VL: That’s right. NSE will be ready to offer commodities contracts from October 1.

This may be a bit of a cheeky question, but if you were still at Credit Suisse First Boston, if Credit Suisse First Boston still existed, and a client came to you and asked for comment on the Indian equity market and its pros and cons, is there anything that stands out that you think foreign investors would need to know about the current structure of the market?

VL: In terms of overall growth prospects, the country is in a good position. We have good macroeconomic stability and good political stability. Those are important ingredients for foreign investment. Over the last 18 months; there have been structural reforms that the government has put in place that have led to some slowdown in near-term growth for the economy. Growth is expected to pick up in the next two to three quarters once these reforms stabilise.

From an investor’s standpoint, I would say the markets are well regulated and risk management in the markets is very strong and amongst best in class compared to other markets. I think regulation has come a long way in order to facilitate foreign investment in India and fair market practices. More can be done in terms of new products, but that is a continuous process. We have a very robust futures and options market. In fact if you look at the volumes in options, NSE is number one in the world and in futures is number two behind CME. It’s a very large, well-regulated, liquid market.

The other good thing that has happened in the last couple of years structurally, which is a positive for the Indian market, is that the dependence on foreign investors has gone down. Three years ago, if FIIs had pulled out US$500 million from the market, it would have moved the index and the currency materially. Now domestic buying power has gone up quite significantly, because flows into domestic mutual funds have been very large over the last two years and even more so in the last one year post-demonetisation, so that’s a positive thing. It cushions volatility. Almost $1 billion a month in mutual fund flows is through systematic investment plans which is a steady form of investing small amounts periodically through cycles rather than trying to time the market. My hope is that it continues; we haven’t seen a major correction in the market to test that.

We need to have more quality companies to invest in. Today there are about 1800 companies listed on the NSE. We need to get more quality companies to list, to broaden the availability of investment opportunities. The government could use stable markets to list some of its public-sector undertakings and divest some stake.

The SME landscape is also a very attractive landscape. We have started a dedicated platform for SME listings called NSE Emerge. We’ve got about 120 companies that are now listed on that platform. The pipeline is very strong; I think probably another 40-50 are likely to list in the next six months. Providing access to capital to companies is an important part of our role as an exchange. For SME companies it’s particularly important because access to capital is one of the problems that SMEs have.

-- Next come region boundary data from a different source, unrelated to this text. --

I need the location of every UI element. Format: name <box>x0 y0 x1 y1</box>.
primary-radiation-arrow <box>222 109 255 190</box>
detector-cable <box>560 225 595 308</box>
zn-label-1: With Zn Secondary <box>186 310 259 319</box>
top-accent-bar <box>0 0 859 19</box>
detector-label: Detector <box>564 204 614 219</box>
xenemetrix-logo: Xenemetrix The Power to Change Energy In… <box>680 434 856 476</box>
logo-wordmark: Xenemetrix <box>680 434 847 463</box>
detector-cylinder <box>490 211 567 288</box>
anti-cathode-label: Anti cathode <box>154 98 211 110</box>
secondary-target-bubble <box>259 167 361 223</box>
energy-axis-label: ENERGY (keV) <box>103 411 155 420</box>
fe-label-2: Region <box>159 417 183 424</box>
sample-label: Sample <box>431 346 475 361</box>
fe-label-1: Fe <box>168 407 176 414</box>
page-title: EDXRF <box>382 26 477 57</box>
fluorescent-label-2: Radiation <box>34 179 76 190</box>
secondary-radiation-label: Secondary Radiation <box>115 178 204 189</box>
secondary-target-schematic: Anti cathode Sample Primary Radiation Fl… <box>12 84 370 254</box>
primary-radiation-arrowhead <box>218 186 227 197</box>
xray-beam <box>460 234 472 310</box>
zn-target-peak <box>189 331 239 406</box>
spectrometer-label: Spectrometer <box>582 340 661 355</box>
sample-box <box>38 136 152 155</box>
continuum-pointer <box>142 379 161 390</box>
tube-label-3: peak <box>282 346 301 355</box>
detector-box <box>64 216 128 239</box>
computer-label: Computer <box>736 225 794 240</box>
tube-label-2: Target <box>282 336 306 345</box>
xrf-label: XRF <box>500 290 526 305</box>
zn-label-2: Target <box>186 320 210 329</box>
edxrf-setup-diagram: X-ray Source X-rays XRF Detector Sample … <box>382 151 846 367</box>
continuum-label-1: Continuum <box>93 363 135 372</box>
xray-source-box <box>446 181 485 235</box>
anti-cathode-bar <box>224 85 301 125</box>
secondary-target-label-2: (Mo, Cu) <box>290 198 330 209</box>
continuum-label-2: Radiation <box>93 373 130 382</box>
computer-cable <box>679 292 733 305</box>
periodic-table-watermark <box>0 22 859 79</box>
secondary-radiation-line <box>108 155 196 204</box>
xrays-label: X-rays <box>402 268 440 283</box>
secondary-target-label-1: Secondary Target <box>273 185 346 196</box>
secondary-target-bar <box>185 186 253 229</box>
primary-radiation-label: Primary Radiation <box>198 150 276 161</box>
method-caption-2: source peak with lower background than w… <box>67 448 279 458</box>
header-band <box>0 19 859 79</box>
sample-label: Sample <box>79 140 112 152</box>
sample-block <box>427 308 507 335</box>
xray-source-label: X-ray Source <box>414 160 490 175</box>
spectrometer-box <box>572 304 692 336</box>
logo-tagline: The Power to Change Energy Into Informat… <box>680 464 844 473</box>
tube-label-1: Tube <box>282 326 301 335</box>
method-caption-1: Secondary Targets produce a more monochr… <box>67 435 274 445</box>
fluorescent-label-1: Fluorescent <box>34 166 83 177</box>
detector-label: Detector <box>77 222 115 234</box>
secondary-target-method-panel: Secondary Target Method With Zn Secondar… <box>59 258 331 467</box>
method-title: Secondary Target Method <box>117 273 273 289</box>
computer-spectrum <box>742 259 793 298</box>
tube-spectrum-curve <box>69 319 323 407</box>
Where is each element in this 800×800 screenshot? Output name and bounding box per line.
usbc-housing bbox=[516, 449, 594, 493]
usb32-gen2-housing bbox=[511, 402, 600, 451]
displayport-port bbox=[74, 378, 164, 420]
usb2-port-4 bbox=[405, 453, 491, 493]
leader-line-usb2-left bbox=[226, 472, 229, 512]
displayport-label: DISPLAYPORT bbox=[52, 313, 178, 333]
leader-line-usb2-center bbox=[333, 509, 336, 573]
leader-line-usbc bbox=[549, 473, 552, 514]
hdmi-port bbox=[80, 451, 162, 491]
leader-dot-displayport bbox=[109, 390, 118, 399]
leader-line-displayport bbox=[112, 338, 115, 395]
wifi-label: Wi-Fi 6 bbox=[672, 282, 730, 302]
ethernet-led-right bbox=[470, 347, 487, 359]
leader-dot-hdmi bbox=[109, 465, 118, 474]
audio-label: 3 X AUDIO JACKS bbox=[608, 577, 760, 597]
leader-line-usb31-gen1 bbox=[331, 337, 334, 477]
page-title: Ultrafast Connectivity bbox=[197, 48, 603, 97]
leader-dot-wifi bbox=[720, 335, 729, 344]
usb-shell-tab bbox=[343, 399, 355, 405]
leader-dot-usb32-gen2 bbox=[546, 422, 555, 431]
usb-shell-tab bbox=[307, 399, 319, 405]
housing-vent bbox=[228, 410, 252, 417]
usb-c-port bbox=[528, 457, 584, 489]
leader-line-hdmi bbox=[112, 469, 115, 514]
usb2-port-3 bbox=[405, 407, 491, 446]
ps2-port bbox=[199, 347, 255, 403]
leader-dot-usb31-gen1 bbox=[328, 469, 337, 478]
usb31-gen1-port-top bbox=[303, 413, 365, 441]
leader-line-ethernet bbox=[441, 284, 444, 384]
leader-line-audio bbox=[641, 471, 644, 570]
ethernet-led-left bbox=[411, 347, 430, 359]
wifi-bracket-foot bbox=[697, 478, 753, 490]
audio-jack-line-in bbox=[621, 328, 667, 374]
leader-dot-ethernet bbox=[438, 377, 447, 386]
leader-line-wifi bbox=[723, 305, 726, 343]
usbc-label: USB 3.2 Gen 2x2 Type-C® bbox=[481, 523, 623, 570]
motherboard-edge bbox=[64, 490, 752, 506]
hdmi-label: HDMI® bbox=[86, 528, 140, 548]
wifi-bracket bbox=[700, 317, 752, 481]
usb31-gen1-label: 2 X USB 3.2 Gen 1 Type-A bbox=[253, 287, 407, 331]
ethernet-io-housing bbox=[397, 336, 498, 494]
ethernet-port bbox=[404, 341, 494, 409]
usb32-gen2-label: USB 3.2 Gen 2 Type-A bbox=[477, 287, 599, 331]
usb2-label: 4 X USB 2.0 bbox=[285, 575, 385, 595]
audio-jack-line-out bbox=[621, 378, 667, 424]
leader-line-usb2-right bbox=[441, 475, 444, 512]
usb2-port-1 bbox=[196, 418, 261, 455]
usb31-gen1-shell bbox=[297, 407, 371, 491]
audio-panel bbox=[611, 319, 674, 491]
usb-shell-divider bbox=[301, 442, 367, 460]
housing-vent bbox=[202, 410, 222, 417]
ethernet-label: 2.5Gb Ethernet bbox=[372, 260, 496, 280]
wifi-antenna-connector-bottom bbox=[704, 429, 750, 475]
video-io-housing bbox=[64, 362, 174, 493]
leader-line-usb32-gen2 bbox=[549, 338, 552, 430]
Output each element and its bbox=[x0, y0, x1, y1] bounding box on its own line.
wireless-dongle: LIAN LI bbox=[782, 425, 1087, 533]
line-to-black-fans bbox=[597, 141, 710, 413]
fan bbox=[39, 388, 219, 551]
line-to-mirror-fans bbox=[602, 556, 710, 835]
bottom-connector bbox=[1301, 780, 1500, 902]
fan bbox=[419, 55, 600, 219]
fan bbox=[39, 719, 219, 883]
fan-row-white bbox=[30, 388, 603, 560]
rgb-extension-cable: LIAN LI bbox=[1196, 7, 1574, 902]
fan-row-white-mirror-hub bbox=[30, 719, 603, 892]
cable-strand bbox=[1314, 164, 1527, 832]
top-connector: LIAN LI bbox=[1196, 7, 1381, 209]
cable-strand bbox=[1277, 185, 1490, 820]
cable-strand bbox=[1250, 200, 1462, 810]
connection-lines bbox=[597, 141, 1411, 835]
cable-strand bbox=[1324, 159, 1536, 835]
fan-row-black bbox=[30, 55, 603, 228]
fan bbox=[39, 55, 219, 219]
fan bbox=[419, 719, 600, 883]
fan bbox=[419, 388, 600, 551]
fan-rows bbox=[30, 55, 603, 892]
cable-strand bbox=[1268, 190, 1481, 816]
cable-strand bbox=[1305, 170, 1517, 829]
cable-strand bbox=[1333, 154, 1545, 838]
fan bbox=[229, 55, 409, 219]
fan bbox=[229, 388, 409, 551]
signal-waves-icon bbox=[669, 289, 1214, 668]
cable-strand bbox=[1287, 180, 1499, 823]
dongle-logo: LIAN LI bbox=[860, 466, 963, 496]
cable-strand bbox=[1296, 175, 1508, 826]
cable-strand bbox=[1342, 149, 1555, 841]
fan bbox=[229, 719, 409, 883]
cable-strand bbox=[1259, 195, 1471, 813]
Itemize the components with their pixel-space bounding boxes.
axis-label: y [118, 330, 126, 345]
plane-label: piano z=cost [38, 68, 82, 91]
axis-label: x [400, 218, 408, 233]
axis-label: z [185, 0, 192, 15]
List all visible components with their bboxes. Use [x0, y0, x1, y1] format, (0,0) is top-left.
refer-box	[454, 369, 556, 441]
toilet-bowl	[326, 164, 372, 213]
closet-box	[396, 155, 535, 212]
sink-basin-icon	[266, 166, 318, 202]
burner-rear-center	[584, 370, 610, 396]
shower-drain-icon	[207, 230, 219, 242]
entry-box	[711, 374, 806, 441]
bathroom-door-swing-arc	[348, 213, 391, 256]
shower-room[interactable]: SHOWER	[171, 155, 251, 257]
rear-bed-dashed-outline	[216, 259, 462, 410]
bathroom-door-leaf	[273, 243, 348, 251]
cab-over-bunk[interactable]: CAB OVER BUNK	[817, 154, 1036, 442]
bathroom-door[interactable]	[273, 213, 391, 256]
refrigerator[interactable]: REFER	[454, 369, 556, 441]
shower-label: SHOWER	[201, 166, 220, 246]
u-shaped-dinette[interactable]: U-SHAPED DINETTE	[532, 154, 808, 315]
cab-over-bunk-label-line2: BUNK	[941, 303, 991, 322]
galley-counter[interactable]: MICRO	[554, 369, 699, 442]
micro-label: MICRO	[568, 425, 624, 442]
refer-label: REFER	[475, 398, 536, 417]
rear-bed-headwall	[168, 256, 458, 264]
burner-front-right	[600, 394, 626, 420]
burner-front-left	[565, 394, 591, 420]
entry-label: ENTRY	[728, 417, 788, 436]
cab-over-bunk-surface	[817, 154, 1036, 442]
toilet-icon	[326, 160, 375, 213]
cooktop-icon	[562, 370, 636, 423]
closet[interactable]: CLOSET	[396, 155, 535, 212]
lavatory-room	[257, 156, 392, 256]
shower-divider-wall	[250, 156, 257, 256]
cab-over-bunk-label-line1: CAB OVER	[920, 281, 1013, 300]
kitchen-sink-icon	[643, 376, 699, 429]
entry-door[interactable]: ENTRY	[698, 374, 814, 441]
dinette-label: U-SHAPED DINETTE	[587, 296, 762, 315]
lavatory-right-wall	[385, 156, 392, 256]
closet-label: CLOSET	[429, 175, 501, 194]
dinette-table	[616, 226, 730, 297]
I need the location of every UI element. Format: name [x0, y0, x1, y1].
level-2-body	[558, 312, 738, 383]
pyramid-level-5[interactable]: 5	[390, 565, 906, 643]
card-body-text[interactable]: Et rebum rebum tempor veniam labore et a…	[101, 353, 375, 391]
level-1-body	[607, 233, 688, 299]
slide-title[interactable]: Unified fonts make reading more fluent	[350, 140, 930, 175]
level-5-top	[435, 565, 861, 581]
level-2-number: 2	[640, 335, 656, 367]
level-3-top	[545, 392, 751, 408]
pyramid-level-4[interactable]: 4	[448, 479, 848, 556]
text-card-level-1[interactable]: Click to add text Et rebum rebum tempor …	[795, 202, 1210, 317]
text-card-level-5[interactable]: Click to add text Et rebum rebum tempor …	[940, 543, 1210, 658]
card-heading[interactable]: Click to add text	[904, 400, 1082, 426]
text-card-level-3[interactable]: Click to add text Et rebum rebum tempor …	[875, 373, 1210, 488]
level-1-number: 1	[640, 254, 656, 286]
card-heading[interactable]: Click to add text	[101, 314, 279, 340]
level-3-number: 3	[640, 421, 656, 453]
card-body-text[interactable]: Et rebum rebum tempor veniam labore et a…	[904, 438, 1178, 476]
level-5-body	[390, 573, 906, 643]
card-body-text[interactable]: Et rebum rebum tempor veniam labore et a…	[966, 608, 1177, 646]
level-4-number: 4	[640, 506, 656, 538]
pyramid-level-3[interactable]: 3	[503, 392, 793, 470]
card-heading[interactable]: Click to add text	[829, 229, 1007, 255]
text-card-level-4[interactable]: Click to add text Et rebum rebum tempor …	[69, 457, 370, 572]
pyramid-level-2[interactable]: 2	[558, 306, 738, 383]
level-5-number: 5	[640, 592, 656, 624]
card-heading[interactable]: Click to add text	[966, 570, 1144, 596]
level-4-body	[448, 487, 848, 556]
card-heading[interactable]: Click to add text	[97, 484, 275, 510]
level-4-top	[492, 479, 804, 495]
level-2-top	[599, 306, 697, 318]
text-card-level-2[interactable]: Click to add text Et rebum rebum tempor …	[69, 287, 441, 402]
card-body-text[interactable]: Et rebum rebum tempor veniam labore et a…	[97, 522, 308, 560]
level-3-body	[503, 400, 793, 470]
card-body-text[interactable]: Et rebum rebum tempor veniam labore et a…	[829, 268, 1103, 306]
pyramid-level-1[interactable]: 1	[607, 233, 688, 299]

Is there much demand for remote participation; are you getting lots of foreign brokers wanting to trade directly on the local market?

VL: Demand for remote participation by foreign brokers wanting to trade directly on the local market, is sporadic and in form of inquiries. 

Local regulations (SCRA, SEBI, Tax) require foreign brokers wanting to trade directly on the local market to have on ground presence (India presence). Hence remote participation is not permitted. In the last decade, over 35 leading foreign brokers have established presence by setting up local legal entities. These entities are registered with SEBI as well as with Indian Tax authorities (PAN card, tax filings etc.); contracts issued by them are subject to local legal jurisdictions.

SEBI and NSE (for brokers who are its members)) have considerably improved the ease of doing business for entities set up in India, by permitting them to provide direct market access (DMA) facilities offshore.